Non è un caso che siano stati proprio, Grecia, Italia, Spagna e Portogallo ad intraprendere le riforme strutturali più dure che hanno colpito pesantemente i salari dei lavoratori di questi Paesi.
La Francia e il Nord Europa contro l’euro
Ora l’applicazione di questa regola si sta trasferendo gradualmente anche nel Nord Europa.
Se è vero che questi Paesi hanno beneficiato in maniera opposta di un tasso di cambio reale troppo debole per le loro economie, portando a notevoli aumenti delle bilance commerciali, Germania in primis, è altrettanto vero che ora è giunto anche per loro il momento di applicare le riforme strutturali.
Le proteste partite inizialmente dalla Francia hanno finito per raggiungere il Belgio, l’Olanda e la Germania.
I gilet gialli di questi Paesi sono uniti da rivendicazioni molto simili, e per la prima volta i popoli del Nord Europa iniziano a mettere in discussione la loro appartenenza all’euro.
La Francia è stata sicuramente la miccia che ha provocato l’incendio nella prateria.
Fino ad ora, Parigi era rimasta sostanzialmente immune dalle conseguenze nefaste dell’euro.
La Francia ha sfruttato appieno la sua condizione di privilegio di appartenenza all’asse franco-tedesco che sostiene Bruxelles, e che le ha consentito fino a questo momento di non bere l’amaro calice della moneta unica.
Ma l’elezione di Macron ha messo fine a questa sorta di immunità transalpina.
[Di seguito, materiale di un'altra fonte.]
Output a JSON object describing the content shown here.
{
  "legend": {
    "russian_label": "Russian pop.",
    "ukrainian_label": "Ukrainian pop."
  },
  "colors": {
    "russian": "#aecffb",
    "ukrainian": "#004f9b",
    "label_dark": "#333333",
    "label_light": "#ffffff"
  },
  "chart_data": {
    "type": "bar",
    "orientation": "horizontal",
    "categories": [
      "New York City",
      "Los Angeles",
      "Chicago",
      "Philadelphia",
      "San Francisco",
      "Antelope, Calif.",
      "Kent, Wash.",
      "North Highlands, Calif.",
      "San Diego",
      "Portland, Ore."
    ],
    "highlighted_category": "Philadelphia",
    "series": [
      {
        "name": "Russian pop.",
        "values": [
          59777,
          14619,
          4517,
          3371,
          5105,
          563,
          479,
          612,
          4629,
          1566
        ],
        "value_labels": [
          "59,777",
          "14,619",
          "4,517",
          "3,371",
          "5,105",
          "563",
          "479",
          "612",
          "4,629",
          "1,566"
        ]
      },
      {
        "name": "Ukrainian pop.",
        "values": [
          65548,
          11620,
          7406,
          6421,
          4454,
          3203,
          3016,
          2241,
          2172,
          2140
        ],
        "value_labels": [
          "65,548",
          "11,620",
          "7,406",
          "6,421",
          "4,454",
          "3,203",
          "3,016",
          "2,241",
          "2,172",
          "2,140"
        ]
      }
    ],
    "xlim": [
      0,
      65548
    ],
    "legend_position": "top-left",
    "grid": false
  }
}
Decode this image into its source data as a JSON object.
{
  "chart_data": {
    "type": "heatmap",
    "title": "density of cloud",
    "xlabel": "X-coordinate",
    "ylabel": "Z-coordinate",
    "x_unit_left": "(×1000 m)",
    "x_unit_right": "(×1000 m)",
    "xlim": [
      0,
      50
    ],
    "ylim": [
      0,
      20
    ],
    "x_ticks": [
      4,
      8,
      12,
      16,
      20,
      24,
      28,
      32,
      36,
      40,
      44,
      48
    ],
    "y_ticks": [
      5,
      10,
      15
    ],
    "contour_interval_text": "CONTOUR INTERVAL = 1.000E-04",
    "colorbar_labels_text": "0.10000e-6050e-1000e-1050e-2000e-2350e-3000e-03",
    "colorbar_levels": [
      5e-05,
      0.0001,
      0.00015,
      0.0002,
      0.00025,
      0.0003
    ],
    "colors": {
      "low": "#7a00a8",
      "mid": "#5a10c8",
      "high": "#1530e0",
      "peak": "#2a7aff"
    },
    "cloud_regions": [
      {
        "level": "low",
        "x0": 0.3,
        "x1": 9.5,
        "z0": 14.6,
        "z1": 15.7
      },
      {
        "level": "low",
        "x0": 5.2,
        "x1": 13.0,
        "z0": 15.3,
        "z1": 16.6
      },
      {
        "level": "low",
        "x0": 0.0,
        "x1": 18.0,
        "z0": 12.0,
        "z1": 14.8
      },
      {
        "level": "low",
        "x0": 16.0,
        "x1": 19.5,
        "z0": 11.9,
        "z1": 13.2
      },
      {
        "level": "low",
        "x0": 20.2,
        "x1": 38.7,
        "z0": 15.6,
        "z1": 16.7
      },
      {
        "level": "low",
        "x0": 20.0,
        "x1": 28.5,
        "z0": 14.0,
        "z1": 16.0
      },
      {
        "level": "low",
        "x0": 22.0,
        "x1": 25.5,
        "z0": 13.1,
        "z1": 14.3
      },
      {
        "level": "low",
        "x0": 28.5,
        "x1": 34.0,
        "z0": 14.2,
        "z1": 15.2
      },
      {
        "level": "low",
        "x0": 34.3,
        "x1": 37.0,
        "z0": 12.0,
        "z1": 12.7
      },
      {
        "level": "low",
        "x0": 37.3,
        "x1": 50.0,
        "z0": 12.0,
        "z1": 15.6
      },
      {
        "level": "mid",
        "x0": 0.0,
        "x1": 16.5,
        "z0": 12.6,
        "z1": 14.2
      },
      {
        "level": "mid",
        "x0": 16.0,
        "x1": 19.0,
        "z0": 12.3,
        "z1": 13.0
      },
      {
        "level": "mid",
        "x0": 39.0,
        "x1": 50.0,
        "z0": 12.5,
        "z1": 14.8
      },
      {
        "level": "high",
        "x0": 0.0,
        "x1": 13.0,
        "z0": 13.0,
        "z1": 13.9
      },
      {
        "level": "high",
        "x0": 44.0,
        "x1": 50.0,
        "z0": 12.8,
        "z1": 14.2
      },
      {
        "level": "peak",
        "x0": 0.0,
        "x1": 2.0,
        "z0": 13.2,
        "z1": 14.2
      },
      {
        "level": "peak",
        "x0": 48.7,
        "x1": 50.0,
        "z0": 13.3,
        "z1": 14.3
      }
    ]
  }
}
Il presidente francese si è posto il preciso compito di applicare le riforme strutturali nel suo Paese, e questo ha scatenato una rivolta popolare che chiede in massa le sue dimissioni.
Il popolo francese ha quindi capito che l’austerità deriva dall’appartenenza della Francia all’unione monetaria e questo ha innescato una reazione a catena negli altri Paesi Nord Europei.
Una volta indebolitasi la condizione di vantaggio artificiale che l’euro ha portato in dote a questi Paesi, si è indebolita sostanzialmente la base di consenso della moneta unica tra i popoli di questi Paesi.

La conferma del tramonto di questa condizione di vantaggio, viene direttamente dai recenti dati del manifatturiero tedesco, fermo alla soglia di 51,8 punti, il minimo storico degli ultimi 31 mesi.
La ragione è semplice, quanto intuitiva. L’imposizione di bassi salari nei paesi importatori dei prodotti della Germania, ha provocato un inevitabile calo delle esportazioni tedesche.
In altre parole, il cane ha finito per mordere la sua coda.
In questo contesto, c’è da segnalare per la prima volta una sorta di unione delle istanze tra Nord Europa e Sud Europa, un tempo su opposte barricate.
I popoli dei Paesi di Nord e Sud Europa iniziano ad individuare un nemico comune, ovvero l’euro.

Questa sorta di comunione d’intenti tra opposti emisferi può provocare il terremoto definitivo dei traballanti palazzi di Bruxelles.
In tutto questo, l’Italia riveste un ruolo praticamente fondamentale.
Se è vero che il Paese potrà contare su un probabile sostegno di Washington e Mosca contro Bruxelles, l’allargarsi a macchia d’olio delle proteste contro l’Unione in tutta Europa aggiunge altro peso negoziale all’Italia.
Roma può essere in qualche modo il canale di sbocco di questo enorme dissenso e farsi portavoce di istanze trasversali che per la prima volta uniscono popoli del Nord e Sud Europa.
L’Italia non è sola. La vera Europa dei popoli è dalla sua parte contro la falsa Europa dell’Unione europea, espressione delle élite.